A review by paulabrandon
The Bluffs by Kyle Perry

2.0

Four girls (Jasmine, Georgia, Bree, Cierra) disappear in Tasmania's Great Western Tiers during a school camp. Because one of the teachers, Eliza Ellis, got conked on the head, it's believed something sinister happened to the girls. Jasmine's father, Murphy, becomes a prime suspect because he's the neighbourhood dope dealer.

Detective Con Badenhorst is brought into the investigation, and he is your standard detective haunted by a previous case. He battles his PTSD while trying to find out what happened to the girls. But he can't seem to get very far, due to both being bad at his job, and the whole town of Limestone Creek seemingly being in the thrall of Cierra's twin sister, Madison, a teenage YouTube superstar (I guess this was written before the advent of TikTok.) Seriously, this sociopathic bitch runs the town, and detectives can even get thrown off the case if they dare to challenge her in a YouTube video. Which is what you would think cops should be doing, you know, challenging witnesses. But nope, not in Limestone Creek! Things are done differently there, as we keep being told.

Anyway, I digress. (Sorry, I absolutely fucking hated Madison and couldn't understand why everyone was treating her with kid gloves when she was CONSTANTLY publicly undermining the investigation. Suspend her YouTube channel! Give the bitch a clip around the ears! SOMETHING! WHY ARE ALL THESE COPS LETTING A 16 YEAR OLD WALK ALL OVER THEM???

And I'm digressing again! If you can get past an entire police force letting a sociopathic 16 year old brat basically run the show, there is some stuff here to enjoy. Kyle Perry is a strong writer when it comes to creating a sense of time and place, and it's hard to believe he wasn't even yet 30 when he wrote this. The Bluffs is confidently written in that regard. But he doesn't have as much as a grasp on characterisation, or character motivations, and once again, I had trouble believing that any police force would let Madison get away with what she does here.

A large portion of the book involves Jasmine's father, Murphy, either going off on psychopathic rampages against people, and then crying. After about the 30th time he had confronted someone in a manic rage, I was just wanting the book to get a move on. There's also this thing where the whole town is instantly accusing Murphy of being a pedophile and practically carrying out vigilante group justice against him. It was like something out of The Simpsons!

(And what sort of drug dealer brands their product to make it instantly recognisable as coming from them?)

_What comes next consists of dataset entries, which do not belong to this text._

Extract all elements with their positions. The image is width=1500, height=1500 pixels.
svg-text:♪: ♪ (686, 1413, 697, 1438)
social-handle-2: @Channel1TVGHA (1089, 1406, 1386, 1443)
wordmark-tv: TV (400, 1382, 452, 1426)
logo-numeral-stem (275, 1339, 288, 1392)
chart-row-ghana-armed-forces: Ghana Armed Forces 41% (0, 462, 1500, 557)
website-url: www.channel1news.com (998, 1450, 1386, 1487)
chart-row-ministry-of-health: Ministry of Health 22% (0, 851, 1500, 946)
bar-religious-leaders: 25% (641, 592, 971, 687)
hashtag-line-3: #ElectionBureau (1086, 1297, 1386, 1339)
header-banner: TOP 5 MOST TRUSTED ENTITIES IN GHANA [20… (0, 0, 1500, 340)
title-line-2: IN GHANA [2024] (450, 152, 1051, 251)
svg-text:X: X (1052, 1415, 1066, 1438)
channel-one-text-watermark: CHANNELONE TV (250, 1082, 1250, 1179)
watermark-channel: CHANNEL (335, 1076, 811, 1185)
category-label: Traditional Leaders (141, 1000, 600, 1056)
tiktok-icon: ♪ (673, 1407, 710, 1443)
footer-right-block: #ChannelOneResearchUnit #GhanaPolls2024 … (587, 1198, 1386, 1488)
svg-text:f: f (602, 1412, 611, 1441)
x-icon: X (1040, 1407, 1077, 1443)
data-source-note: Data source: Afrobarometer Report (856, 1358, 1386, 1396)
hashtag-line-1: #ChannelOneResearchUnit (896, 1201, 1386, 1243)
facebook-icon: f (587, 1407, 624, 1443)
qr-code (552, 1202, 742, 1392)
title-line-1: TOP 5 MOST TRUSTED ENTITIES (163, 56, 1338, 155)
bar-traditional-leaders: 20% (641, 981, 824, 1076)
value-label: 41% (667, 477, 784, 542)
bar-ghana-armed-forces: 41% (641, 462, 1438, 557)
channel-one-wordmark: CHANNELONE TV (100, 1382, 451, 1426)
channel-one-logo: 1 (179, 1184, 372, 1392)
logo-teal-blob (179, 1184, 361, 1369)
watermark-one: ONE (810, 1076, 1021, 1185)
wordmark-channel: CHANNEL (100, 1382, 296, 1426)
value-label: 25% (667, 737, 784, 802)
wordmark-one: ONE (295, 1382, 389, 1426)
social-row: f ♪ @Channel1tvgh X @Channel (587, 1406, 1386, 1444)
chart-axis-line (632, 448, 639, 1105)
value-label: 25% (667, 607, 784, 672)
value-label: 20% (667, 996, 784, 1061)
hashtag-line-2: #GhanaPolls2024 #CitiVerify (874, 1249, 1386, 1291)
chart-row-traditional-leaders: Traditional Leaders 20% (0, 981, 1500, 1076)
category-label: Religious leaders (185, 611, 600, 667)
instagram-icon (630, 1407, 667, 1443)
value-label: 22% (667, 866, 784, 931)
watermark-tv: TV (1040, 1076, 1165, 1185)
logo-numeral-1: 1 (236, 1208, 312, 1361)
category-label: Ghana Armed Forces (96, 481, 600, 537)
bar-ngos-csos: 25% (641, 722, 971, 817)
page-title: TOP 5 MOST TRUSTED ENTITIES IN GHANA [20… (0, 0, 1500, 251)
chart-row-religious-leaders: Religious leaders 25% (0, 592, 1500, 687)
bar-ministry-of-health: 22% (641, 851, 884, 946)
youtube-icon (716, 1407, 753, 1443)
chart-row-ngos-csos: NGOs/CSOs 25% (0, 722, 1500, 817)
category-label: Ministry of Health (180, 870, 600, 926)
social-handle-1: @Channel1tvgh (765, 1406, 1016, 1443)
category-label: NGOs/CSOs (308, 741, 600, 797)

Similarly, the book just goes around in circles in regards to the investigation into the disappearances. Badenhorst never seems to make any progress, firstly because Madison is allowed to get away with bloody murder and hinder and compromise the investigation at will, and secondly, because he just doesn't seem all that cluey, forgetting to interview people and letting people get the jump on him. I got fed up frequently because the book felt like it was spinning its wheels and not going anywhere.

I also loathed the fact that
SpoilerMadison not only survives the book, but faces absolutely zero consequences for her actions, when she was basically encouraging her friends to kill themselves! What the fuck? She should be in jail!


Ultimately, this didn't work for me. Jane Harper has spearheaded some sort subgenre of Australian noir, where the setting of the book is a character in itself, but I need something more than pretty descriptions of the location to get me through a book. Such as well-rounded characters acting believably in a cohesive plot. This book seemed to take place in some 16-year-old girl's fan fiction view of the world, in which all the characters operate in ways that aren't credible because they're seemingly bizarrely terrified of crossing a spoiled teenager. It just didn't make sense.

Note: There are lots of references to a bunch of girls disappearing without a trace in 1985 and its links to an entity known as The Hungry Man (and Madison is obsessed with The Hungry Man), but this aspect is somewhat dropped, and there is no resolution to that storyline.